Once the EIA figures sliced through the market, traders lost no time bidding the market higher. October futures reached a high of $2.790 immediately after the figures were released, but by 10:45 a.m. October was trading at $2.774, up 9.8 cents from Wednesday's settlement.

"We were hearing 43 Bcf and are trading above $2.75, which might be an indication of a little boost," said a New York floor trader.

Analysts were a little miffed by the miss. "It was hotter last week and you had Labor Day weekend which everybody tends to screw up," said John Sodergreen, editor of The Desk Tealeaves report.

"I was originally thinking kind of a high surprise, but then I torqued it down a little bit. I was thinking 42 to 44 Bcf and that was about where the market was, and this is about 5 Bcf less. We'll give the miss to the holiday effect. I went back years and years and found that folks tend to undershoot anyway, and that makes sense."

"The 36 Bcf net injection into U.S. natural gas storage for the week ended Sept. 2 was less than expected," said Tim Evans of Citi Futures Perspective. "It followed a larger than expected 51 Bcf refill in the prior week, suggesting either some shift at the margin between the two reporting periods or greater sensitivity to temperatures than anticipated. Production losses from the Gulf of Mexico may have played a small role, but we note that maximum offline was 360 MMcf/d."

Inventories now stand at 3,437 Bcf and are 196 Bcf greater than last year and 306 Bcf more than the five-year average. In the East Region 16 Bcf was injected and the Midwest Region saw inventories increase by 24 Bcf. Stocks in the Mountain Region rose 2 Bcf, and the Pacific Region was up by 3 Bcf. The South Central Region dropped 9 Bcf.

The 51 Bcf injection reported last week was on the high side and caught traders by surprise as it was outside of all the estimates polled by Reuters. The highest the Reuters survey showed was 48 Bcf, and this week could have come in high as well.

Last year, a plump 79 Bcf was injected, and the five-year pace stands at 64 Bcf. This week traders were caught off guard by a low build. IAF Advisors calculated a 41 Bcf increase, and industry consultant Bentek Energy, utilizing its flow model, was figuring on a 45 Bcf injection. A Reuters survey of 19 industry cognoscenti showed an average of 43 Bcf with a range of 35 to 51 Bcf.

"Last week's big build came largely by way of a bigger-than-expected build in the Midwest region -- this was easily 5 Bcf higher than anybody had expected," Sodergreen said. "This week we see a slightly different scenario.
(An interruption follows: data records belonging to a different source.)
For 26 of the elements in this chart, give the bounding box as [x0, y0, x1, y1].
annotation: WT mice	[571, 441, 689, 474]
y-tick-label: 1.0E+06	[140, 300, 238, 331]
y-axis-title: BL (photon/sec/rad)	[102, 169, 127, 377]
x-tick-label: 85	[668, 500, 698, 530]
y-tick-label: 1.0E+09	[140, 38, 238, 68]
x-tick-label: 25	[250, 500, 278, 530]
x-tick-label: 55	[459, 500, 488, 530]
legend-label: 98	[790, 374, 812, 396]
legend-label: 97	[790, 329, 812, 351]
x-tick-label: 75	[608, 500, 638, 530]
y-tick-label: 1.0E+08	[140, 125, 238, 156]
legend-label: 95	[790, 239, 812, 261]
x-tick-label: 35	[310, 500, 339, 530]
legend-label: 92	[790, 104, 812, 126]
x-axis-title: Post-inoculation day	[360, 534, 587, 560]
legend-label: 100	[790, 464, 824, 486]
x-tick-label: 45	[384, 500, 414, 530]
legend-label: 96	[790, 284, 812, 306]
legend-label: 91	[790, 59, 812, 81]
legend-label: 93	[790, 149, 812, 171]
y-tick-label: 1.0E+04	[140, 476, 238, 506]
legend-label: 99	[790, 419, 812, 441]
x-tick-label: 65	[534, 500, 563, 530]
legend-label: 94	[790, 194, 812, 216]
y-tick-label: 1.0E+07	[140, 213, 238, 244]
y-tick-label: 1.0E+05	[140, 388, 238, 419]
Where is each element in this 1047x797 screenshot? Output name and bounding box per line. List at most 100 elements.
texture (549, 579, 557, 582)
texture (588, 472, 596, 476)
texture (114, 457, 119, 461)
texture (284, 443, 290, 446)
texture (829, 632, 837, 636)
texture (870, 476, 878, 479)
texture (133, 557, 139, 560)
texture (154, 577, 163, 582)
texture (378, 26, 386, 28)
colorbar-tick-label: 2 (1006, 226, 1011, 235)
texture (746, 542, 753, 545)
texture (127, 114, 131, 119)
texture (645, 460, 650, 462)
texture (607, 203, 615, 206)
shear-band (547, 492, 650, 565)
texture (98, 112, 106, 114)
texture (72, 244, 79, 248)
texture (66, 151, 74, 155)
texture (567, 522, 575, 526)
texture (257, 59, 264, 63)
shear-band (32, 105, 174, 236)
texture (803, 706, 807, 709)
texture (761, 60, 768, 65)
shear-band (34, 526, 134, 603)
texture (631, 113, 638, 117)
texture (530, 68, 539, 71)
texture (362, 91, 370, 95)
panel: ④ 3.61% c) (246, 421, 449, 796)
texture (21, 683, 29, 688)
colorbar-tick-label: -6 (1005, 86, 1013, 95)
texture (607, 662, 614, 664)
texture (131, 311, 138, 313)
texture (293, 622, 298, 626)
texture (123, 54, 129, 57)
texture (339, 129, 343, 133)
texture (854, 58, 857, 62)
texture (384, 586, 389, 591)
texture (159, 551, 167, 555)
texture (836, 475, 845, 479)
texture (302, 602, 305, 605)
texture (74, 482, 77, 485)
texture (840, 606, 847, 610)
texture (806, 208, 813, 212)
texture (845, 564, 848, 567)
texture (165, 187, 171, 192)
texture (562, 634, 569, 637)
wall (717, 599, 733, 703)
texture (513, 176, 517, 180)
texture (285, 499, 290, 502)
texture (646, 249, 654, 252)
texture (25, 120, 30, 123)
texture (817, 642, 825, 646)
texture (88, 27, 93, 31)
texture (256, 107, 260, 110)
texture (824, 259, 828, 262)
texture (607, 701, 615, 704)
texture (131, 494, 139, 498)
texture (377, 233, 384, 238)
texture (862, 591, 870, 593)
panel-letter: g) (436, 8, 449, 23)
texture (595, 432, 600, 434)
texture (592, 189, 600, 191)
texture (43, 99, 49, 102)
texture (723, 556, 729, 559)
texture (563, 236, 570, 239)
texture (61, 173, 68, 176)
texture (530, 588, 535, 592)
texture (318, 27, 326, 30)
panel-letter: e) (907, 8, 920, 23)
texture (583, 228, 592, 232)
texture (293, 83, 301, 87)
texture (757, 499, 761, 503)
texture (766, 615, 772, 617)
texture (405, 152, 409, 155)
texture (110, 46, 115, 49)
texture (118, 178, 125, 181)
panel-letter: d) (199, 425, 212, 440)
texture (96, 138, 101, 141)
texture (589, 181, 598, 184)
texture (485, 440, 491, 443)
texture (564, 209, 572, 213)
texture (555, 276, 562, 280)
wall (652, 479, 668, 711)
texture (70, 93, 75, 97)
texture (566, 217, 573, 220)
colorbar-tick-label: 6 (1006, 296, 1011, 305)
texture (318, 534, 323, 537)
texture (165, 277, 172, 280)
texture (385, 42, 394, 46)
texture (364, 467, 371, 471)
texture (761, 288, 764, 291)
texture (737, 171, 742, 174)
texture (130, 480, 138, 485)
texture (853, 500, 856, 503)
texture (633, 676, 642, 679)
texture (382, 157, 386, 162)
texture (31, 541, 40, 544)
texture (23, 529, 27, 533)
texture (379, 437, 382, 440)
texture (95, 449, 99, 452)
The experts say that last week's weather was about 7% warmer than the five-year average and 5% warmer than last year, same week.

Forecasters see an eventual return to normal injection patterns. "[A]fter natgas demand again increases to stronger than normal levels this week, a more seasonable pattern is expected to become established for the second half of September where much of the natgas demand will be driven by the warmer southern U.S.," said Natgasweather.com in an update. "There have yet to be any signs of significant early season cool fronts coming to the northern U.S., which overall will keep weather sentiment bearish as larger builds in supplies arrive, a few of which will finally be near normal."

In physical market trading eastern points showed the greatest movement and that was lower as peak power loads were forecast to decline. The PJM Interconnection forecast Thursday's peak load of 53,929 MW would ease slightly Friday to 53,489 MW and reach 48,717 MW Saturday. The New York ISO predicted New York City's peak load Thursday of 9,536 MW would rise to 9,906 MW Friday before sliding to 48,717 MW Saturday.

Next-day gas deliveries on Tetco M-3 fell 2 cents to $1.46, and gas bound for New York City on Transco Zone 6 shed 13 cents to $2.70.

Gas at the Algonquin Citygate was quoted 18 cents lower at $3.48, and deliveries to Iroquois Zone 2 skidded 22 cents to $3.30. Gas on Tenn Zone 6 200L fell 11 cents to $3.45.

Major market hubs experienced prices moving within just a few cents of unchanged. Gas at the Henry Hub changed hands 2 cents higher at $2.84, and packages at the Chicago Citygate were unchanged at $2.81. Gas on El Paso Permian added 6 cents to $2.62 and parcels at the PG&E Citygate rose 3 cents to $3.27.